National Sanitary Supply Co. v. Wright (1994), 644 N.E.2d
903, 906 (stating that the issue of enjoining past employee
from competition had become moot once the covenant not to
compete had expired); In re Talmage (N.D.Ohio 1988), 94 B.R.
451, 453-54 (finding that a court is not able to specifically
enforce a covenant not to compete after it expired by its own
terms).
{¶ 23} In addition, other Ohio courts have held likewise. See Ashtabula Cty. Joint
Voc. School v. O'Brien, 11th Dist. No. 2004-A-0092, 2006-Ohio-1794, ¶ 31 -38 (holding
that declaratory judgment action was moot at the time of the expiration of the contract);
and Manchester Edn. Assn. v. Manchester Local School Dist. Bd. Of Edn., 9th Dist. No.
No. 16AP-586 8
12481 (Aug. 20, 1986) ("[t]he negotiated agreement in effect at the time of the trial court's
decision expired by its own terms on August 31, 1985, thereby rendering this appeal moot.

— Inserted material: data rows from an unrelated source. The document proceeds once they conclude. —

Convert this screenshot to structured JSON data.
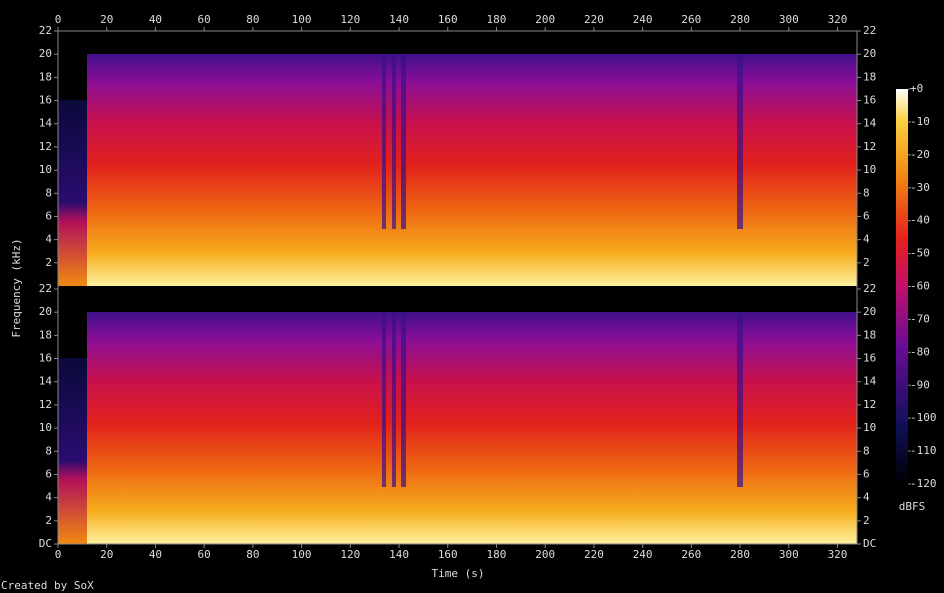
{
  "chart_data": {
    "type": "spectrogram",
    "xlabel": "Time (s)",
    "ylabel": "Frequency (kHz)",
    "xlim": [
      0,
      328
    ],
    "xticks": [
      0,
      20,
      40,
      60,
      80,
      100,
      120,
      140,
      160,
      180,
      200,
      220,
      240,
      260,
      280,
      300,
      320
    ],
    "channels": [
      {
        "ylim": [
          0,
          22
        ],
        "yticks": [
          2,
          4,
          6,
          8,
          10,
          12,
          14,
          16,
          18,
          20,
          22
        ]
      },
      {
        "ylim": [
          0,
          22
        ],
        "yticks": [
          {
            "value": 0,
            "label": "DC"
          },
          2,
          4,
          6,
          8,
          10,
          12,
          14,
          16,
          18,
          20,
          22
        ]
      }
    ],
    "colorbar": {
      "label": "dBFS",
      "lim": [
        -120,
        0
      ],
      "ticks": [
        {
          "value": 0,
          "label": "+0"
        },
        -10,
        -20,
        -30,
        -40,
        -50,
        -60,
        -70,
        -80,
        -90,
        -100,
        -110,
        -120
      ]
    },
    "credit": "Created by SoX"
  }
}
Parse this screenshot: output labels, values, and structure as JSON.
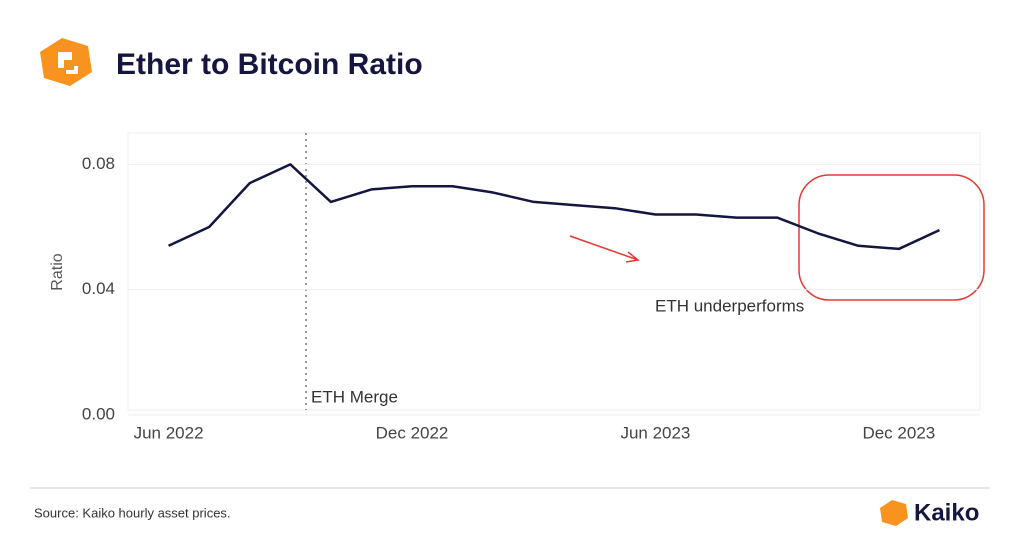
{
  "header": {
    "title": "Ether to Bitcoin Ratio"
  },
  "chart_data": {
    "type": "line",
    "ylabel": "Ratio",
    "x": [
      "2022-06",
      "2022-07",
      "2022-08",
      "2022-09",
      "2022-10",
      "2022-11",
      "2022-12",
      "2023-01",
      "2023-02",
      "2023-03",
      "2023-04",
      "2023-05",
      "2023-06",
      "2023-07",
      "2023-08",
      "2023-09",
      "2023-10",
      "2023-11",
      "2023-12",
      "2024-01"
    ],
    "values": [
      0.054,
      0.06,
      0.074,
      0.08,
      0.068,
      0.072,
      0.073,
      0.073,
      0.071,
      0.068,
      0.067,
      0.066,
      0.064,
      0.064,
      0.063,
      0.063,
      0.058,
      0.054,
      0.053,
      0.059
    ],
    "color": "#14163f",
    "xlim": [
      "2022-05",
      "2024-02"
    ],
    "xticks": [
      {
        "value": "2022-06",
        "label": "Jun 2022"
      },
      {
        "value": "2022-12",
        "label": "Dec 2022"
      },
      {
        "value": "2023-06",
        "label": "Jun 2023"
      },
      {
        "value": "2023-12",
        "label": "Dec 2023"
      }
    ],
    "ylim": [
      0,
      0.09
    ],
    "yticks": [
      {
        "value": 0,
        "label": "0.00"
      },
      {
        "value": 0.04,
        "label": "0.04"
      },
      {
        "value": 0.08,
        "label": "0.08"
      }
    ],
    "grid": true,
    "annotations": [
      "ETH Merge",
      "ETH underperforms"
    ]
  },
  "footer": {
    "source": "Source: Kaiko hourly asset prices.",
    "brand": "Kaiko"
  }
}
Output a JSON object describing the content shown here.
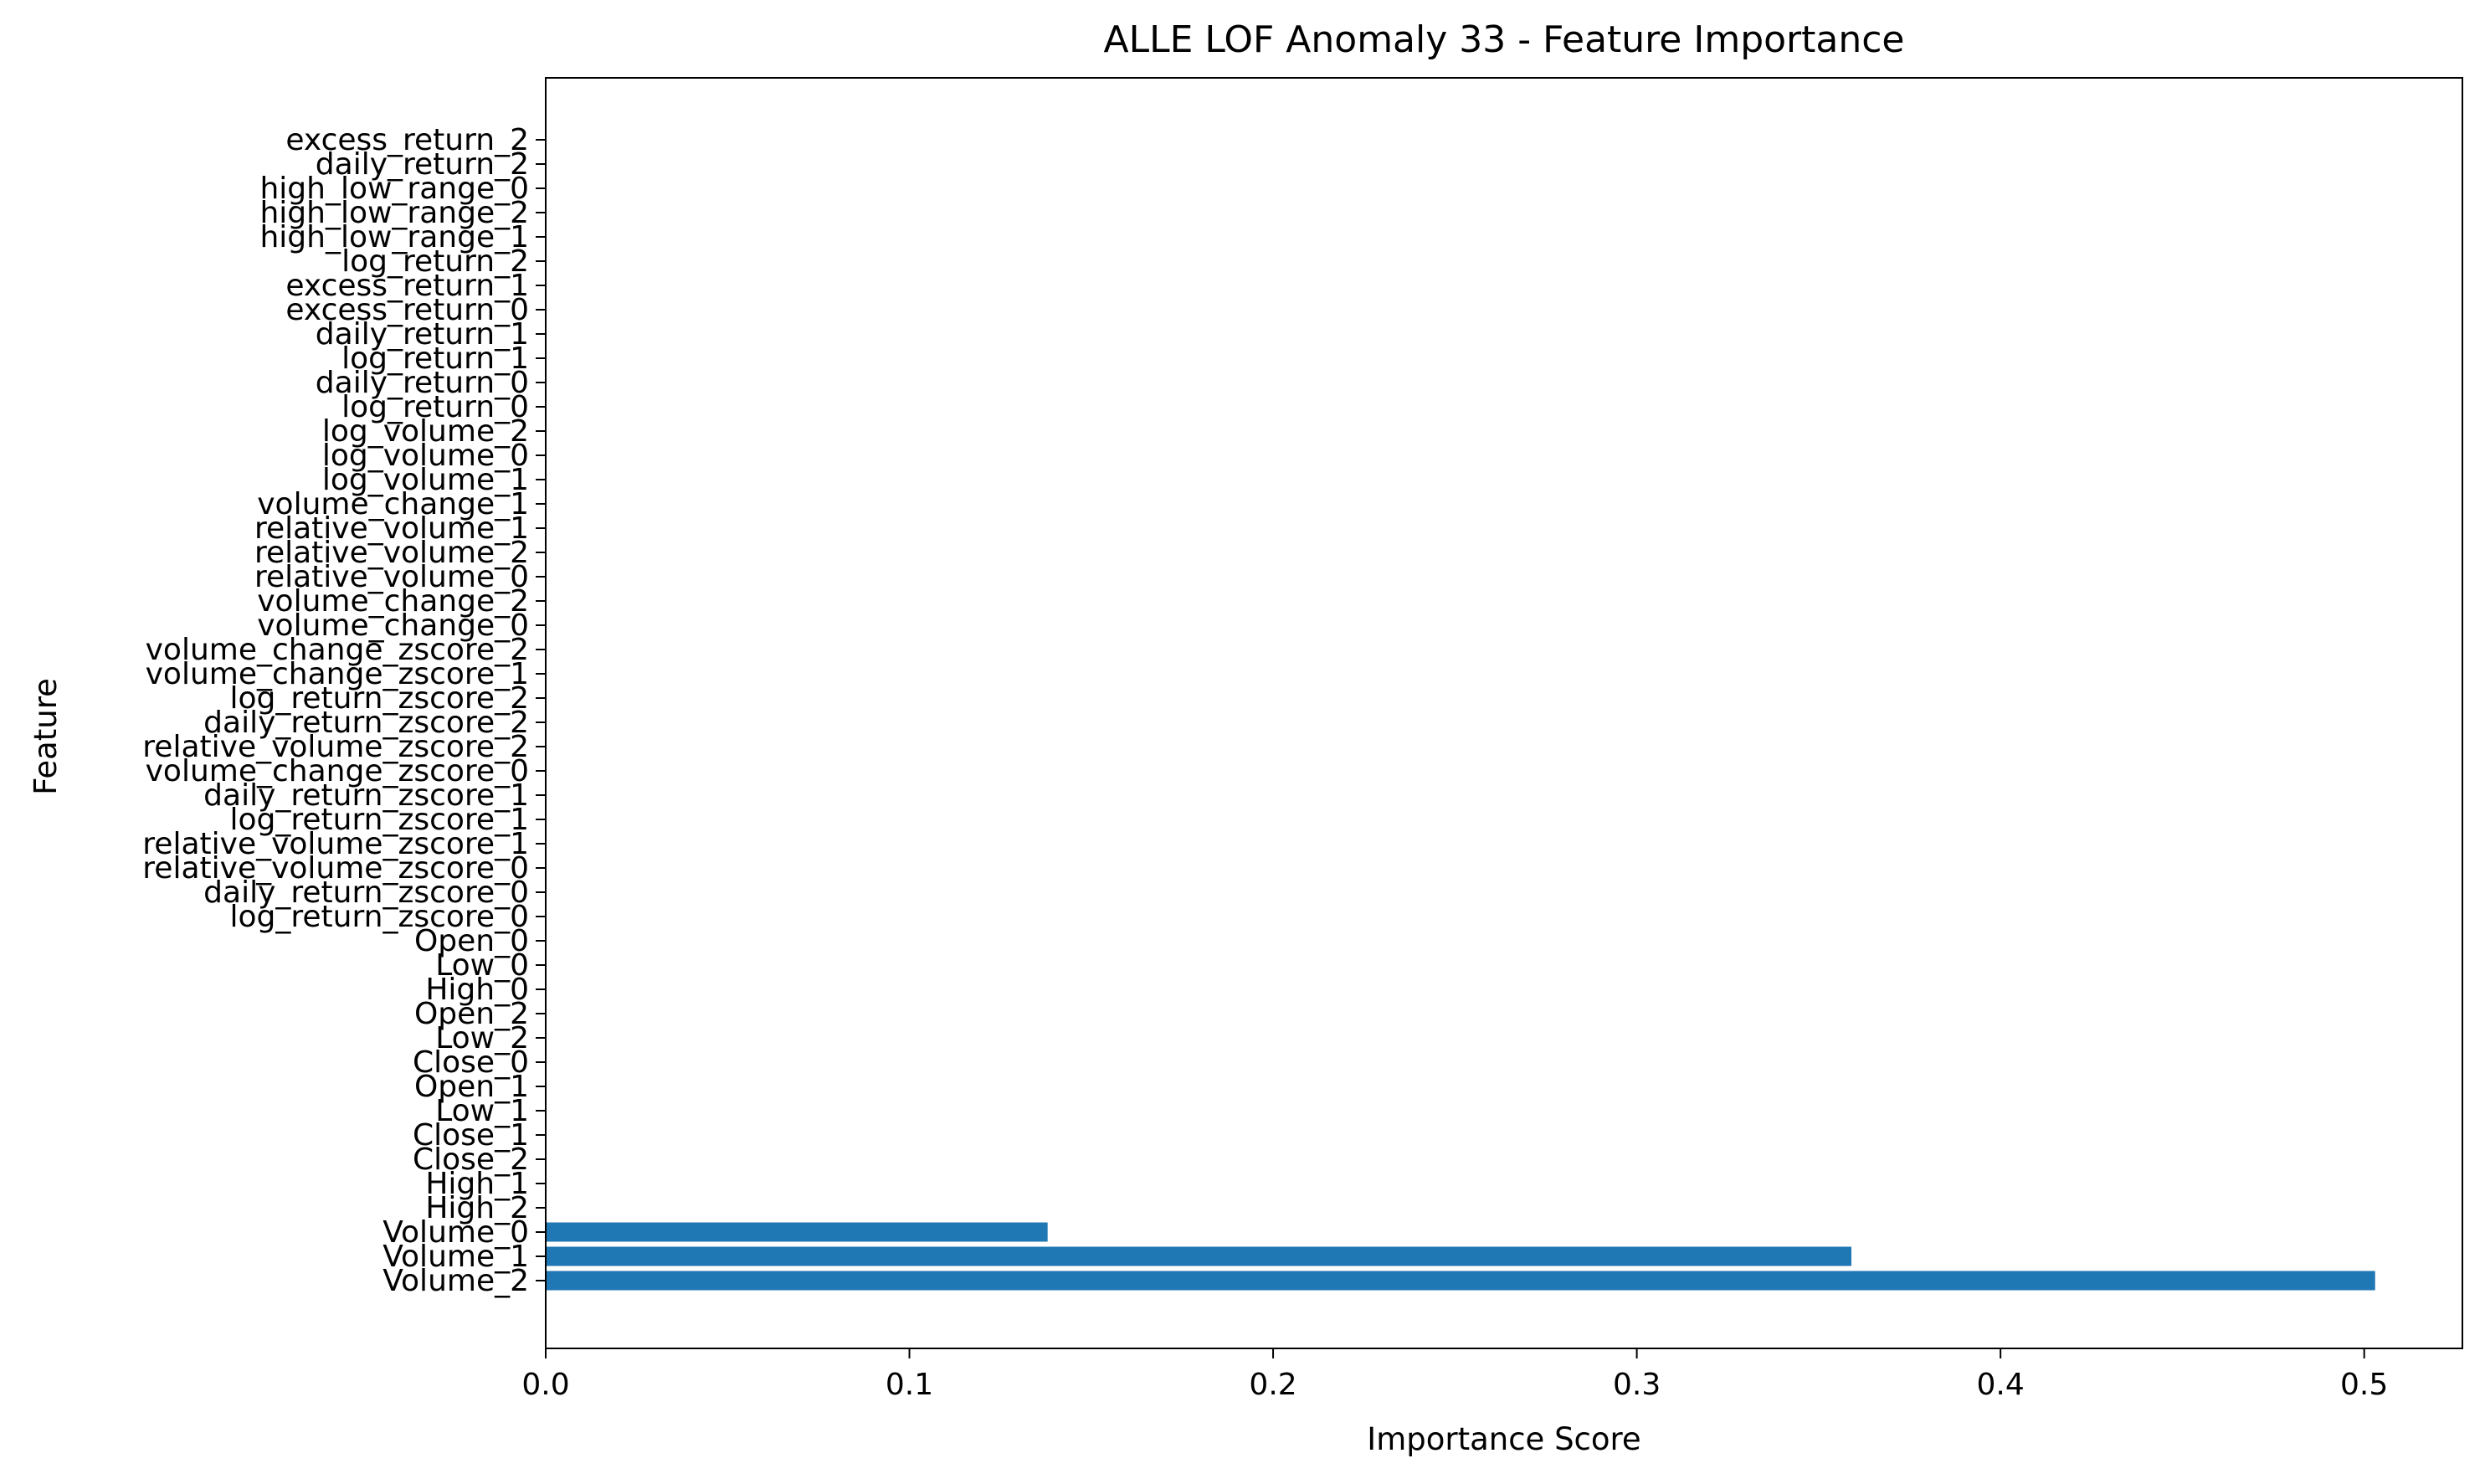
{
  "chart_data": {
    "type": "bar",
    "orientation": "horizontal",
    "title": "ALLE LOF Anomaly 33 - Feature Importance",
    "xlabel": "Importance Score",
    "ylabel": "Feature",
    "xlim": [
      0,
      0.527
    ],
    "xticks": [
      0.0,
      0.1,
      0.2,
      0.3,
      0.4,
      0.5
    ],
    "xtick_labels": [
      "0.0",
      "0.1",
      "0.2",
      "0.3",
      "0.4",
      "0.5"
    ],
    "grid": false,
    "legend": "none",
    "bar_color": "#1f77b4",
    "categories": [
      "Volume_2",
      "Volume_1",
      "Volume_0",
      "High_2",
      "High_1",
      "Close_2",
      "Close_1",
      "Low_1",
      "Open_1",
      "Close_0",
      "Low_2",
      "Open_2",
      "High_0",
      "Low_0",
      "Open_0",
      "log_return_zscore_0",
      "daily_return_zscore_0",
      "relative_volume_zscore_0",
      "relative_volume_zscore_1",
      "log_return_zscore_1",
      "daily_return_zscore_1",
      "volume_change_zscore_0",
      "relative_volume_zscore_2",
      "daily_return_zscore_2",
      "log_return_zscore_2",
      "volume_change_zscore_1",
      "volume_change_zscore_2",
      "volume_change_0",
      "volume_change_2",
      "relative_volume_0",
      "relative_volume_2",
      "relative_volume_1",
      "volume_change_1",
      "log_volume_1",
      "log_volume_0",
      "log_volume_2",
      "log_return_0",
      "daily_return_0",
      "log_return_1",
      "daily_return_1",
      "excess_return_0",
      "excess_return_1",
      "log_return_2",
      "high_low_range_1",
      "high_low_range_2",
      "high_low_range_0",
      "daily_return_2",
      "excess_return_2"
    ],
    "values": [
      0.503,
      0.359,
      0.138,
      0,
      0,
      0,
      0,
      0,
      0,
      0,
      0,
      0,
      0,
      0,
      0,
      0,
      0,
      0,
      0,
      0,
      0,
      0,
      0,
      0,
      0,
      0,
      0,
      0,
      0,
      0,
      0,
      0,
      0,
      0,
      0,
      0,
      0,
      0,
      0,
      0,
      0,
      0,
      0,
      0,
      0,
      0,
      0,
      0
    ]
  }
}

We therefore dismiss the appeal").
{¶ 24} Since the non-compete and non-solicitation covenants are the subject of the
parties' assignments of error, and said provisions expired on May 9, 2017, any judgment of
this court would not have any impact on a genuine, live controversy. As such, the parties'
assignments of error are moot and this matter is dismissed for lack of jurisdiction.
IV. DISPOSITION
{¶ 25} Having determined that all of the assignments of error are rendered moot,
we hereby dismiss this appeal for lack of jurisdiction.
Appeal dismissed.
BROWN, P.J. and LUPER SCHUSTER, J., concur.